I read “The Formation of Christendom” and have intended to read Dawson’s “The Dividing of Christendom”. I am very interested in the idea of progress in history. I know of Dawson’s argument that the Catholic Church was the foundation of European or Western civilization and understood it as a response to the pervasive idea that our modern democratic and scientifically advanced civilization basically began with the Enlightenment. This article made me curious as to what Dawson wrote that best explains his ideas about progress. I know there is a text in his bibliography–“Progress and Religion”–which appears likely. It was published twice 30 years apart and presumably changed. I would appreciate suggestions. It might help to explain that I thought that although Dawson advocated an understanding that the Church was essential to modern civilization he was also not a proponent of the idea that humanity itself is progressing or ascending to a higher plane by virtue of scientific or moral progress which I think is an unexamined commonplace assumption of many people today. I would defer to Prof.
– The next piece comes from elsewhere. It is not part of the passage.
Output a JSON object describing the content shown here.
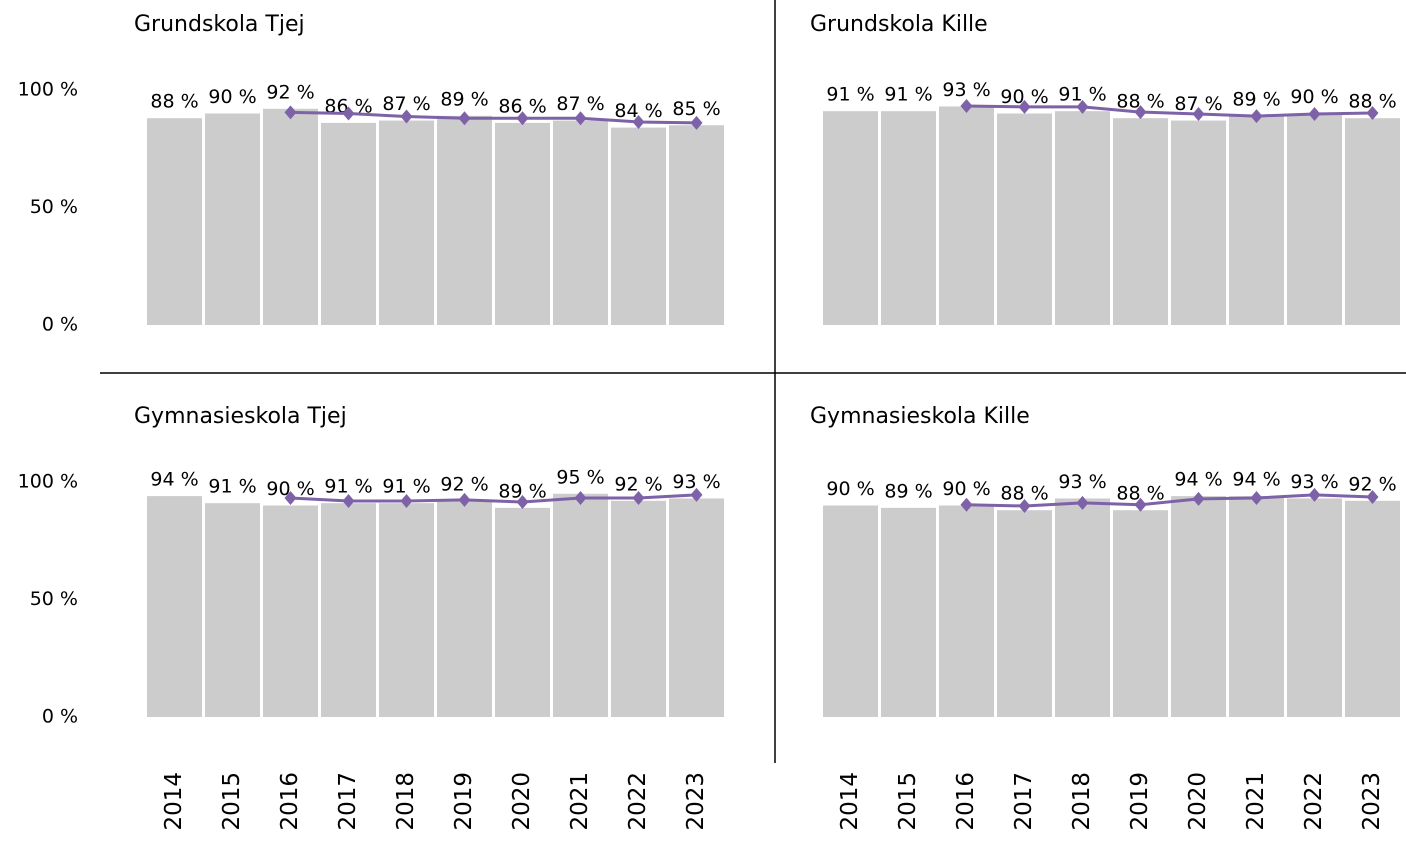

Birzer of course as I’ve only read the one book by Dawson as yet.
Thank you for this!
Your penultimate paragraph reminded me of the great poetic work by David Jones, Anathémata (1952), and I wondered, was Jones one of the many writers gratefully indebted to Dawson? A quick search showed he was indeed – turning up among other things a paper by Paul Robichaud published in Logos: A Journal of Catholic Thought and Culture in 2003, noting they became friends in a “salon of Catholic intellectuals” in the 1920s.